Der Verwaltungsgerichtshof hegt weiters keine Bedenken gegen die von der belangten Behörde gemäß § 24 Abs. 3 FSG angeordnete begleitende Maßnahme. Der Beschwerdeführer bringt hiezu überhaupt nicht konkret vor, worin er diesbezüglich die Rechtswidrigkeit des angefochtenen Bescheides erblickt.
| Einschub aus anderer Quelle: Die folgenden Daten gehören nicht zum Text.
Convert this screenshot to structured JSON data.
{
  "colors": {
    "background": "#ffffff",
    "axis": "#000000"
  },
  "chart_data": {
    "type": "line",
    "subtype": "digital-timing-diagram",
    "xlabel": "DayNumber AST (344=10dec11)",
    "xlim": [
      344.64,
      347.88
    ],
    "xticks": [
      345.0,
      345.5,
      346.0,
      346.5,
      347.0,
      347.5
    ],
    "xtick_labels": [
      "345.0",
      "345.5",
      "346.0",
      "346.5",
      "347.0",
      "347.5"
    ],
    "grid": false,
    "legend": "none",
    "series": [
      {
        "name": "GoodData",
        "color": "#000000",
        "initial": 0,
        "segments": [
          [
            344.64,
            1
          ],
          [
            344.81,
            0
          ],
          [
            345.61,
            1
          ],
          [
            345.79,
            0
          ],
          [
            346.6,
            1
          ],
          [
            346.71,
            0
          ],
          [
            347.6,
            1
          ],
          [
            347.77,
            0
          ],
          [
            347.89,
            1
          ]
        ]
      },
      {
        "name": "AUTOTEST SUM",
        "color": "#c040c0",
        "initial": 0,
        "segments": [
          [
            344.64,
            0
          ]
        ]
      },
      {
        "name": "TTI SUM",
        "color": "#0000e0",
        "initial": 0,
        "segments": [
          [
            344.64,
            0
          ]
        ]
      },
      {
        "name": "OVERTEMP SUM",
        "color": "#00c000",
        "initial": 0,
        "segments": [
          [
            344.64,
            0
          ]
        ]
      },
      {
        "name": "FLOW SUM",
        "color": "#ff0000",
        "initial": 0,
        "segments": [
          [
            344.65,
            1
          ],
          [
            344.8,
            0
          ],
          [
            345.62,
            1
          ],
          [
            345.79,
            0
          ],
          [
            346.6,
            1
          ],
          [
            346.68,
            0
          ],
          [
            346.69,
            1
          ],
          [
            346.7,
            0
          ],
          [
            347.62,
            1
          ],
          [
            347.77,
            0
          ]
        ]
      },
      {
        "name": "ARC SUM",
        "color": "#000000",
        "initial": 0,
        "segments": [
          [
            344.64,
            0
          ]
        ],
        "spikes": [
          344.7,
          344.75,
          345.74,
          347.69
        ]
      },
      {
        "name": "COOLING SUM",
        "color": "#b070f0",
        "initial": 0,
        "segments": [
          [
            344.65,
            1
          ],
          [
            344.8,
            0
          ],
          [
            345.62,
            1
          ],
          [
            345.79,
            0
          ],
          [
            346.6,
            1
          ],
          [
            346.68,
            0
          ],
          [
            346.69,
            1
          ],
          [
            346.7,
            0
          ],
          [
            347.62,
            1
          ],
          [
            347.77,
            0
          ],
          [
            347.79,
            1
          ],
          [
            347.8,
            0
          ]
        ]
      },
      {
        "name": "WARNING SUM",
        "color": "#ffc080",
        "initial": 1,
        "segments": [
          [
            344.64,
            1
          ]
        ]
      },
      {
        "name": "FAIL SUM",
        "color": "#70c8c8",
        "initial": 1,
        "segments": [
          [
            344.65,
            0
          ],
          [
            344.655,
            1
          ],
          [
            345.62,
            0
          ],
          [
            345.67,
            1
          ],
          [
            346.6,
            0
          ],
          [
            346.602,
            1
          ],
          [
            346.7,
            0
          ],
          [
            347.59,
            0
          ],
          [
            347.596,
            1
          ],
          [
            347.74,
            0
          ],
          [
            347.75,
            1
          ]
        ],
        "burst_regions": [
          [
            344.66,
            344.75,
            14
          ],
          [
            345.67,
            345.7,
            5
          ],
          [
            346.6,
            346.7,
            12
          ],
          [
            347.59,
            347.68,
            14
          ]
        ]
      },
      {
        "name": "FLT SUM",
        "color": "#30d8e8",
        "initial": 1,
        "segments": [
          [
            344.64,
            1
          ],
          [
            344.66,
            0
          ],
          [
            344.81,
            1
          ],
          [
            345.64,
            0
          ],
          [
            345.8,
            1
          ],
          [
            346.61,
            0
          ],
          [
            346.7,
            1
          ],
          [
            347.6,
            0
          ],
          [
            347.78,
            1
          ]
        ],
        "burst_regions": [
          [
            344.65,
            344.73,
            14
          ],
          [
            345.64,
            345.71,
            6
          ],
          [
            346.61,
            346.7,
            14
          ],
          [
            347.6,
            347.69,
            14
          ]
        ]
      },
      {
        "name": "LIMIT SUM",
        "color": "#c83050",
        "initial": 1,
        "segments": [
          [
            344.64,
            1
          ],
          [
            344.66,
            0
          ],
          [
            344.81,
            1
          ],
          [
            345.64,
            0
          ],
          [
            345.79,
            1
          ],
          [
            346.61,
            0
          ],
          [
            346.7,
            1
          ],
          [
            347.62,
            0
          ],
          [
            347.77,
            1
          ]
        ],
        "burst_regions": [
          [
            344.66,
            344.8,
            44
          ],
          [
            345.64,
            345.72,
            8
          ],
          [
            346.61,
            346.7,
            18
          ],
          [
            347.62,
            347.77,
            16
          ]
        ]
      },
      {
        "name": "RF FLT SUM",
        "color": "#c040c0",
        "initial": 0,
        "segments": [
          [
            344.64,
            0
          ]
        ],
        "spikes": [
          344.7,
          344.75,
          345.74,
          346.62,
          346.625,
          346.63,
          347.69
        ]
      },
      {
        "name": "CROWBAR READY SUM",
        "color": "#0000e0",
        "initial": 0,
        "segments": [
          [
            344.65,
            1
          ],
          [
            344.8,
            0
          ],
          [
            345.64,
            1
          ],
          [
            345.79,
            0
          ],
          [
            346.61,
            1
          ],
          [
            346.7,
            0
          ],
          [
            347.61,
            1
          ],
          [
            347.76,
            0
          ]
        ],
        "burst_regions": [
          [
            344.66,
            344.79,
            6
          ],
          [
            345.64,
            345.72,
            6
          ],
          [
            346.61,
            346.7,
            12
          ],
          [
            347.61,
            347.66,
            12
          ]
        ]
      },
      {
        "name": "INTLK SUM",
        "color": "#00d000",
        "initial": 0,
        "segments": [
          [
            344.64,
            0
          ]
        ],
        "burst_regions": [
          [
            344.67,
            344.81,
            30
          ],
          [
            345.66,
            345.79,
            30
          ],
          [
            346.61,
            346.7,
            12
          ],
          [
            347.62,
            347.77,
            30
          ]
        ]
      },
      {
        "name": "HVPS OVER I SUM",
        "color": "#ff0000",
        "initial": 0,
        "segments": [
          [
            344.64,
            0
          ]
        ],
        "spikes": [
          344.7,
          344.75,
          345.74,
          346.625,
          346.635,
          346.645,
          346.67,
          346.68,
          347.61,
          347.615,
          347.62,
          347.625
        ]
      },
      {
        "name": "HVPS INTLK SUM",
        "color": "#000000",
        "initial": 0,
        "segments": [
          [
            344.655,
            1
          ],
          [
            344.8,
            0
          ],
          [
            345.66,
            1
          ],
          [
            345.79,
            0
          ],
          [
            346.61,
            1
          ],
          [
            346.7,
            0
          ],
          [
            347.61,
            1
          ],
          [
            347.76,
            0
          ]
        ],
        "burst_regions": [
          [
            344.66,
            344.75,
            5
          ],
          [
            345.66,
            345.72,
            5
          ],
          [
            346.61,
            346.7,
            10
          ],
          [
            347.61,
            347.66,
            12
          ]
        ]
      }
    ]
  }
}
Es sei in diesem Zusammenhang erwähnt, dass im Hinblick auf die Entziehungsdauer von 18 Monaten (die Entziehungsdauer war im Zeitpunkt der Erlassung des angefochtenen Bescheides bereits abgelaufen) gemäß § 27 Abs. 1 Z. 1 FSG die Lenkberechtigung des Beschwerdeführers erloschen ist.

Der Beschwerdeführer bringt schließlich auch nichts vor, woraus sich ergeben könnte, dass er durch die Anordnung gemäß § 24 Abs. 4 FSG der Beibringung eines amtsärztlichen Gutachtens "vor Ablauf der Entziehungsdauer" angesichts des im Zeitpunkt der Erlassung des angefochtenen Bescheides bereits erfolgten Ablaufs dieser Entziehungsdauer in Rechten verletzt wäre.

Da somit schon der Inhalt der Beschwerde erkennen lässt, dass der Beschwerdeführer durch den angefochtenen Bescheid in den von ihm geltend gemachten Rechten nicht verletzt wurde, war die Beschwerde ohne vorausgehendes Verfahren in nichtöffentlicher Sitzung gemäß § 35 Abs. 1 VwGG abzuweisen.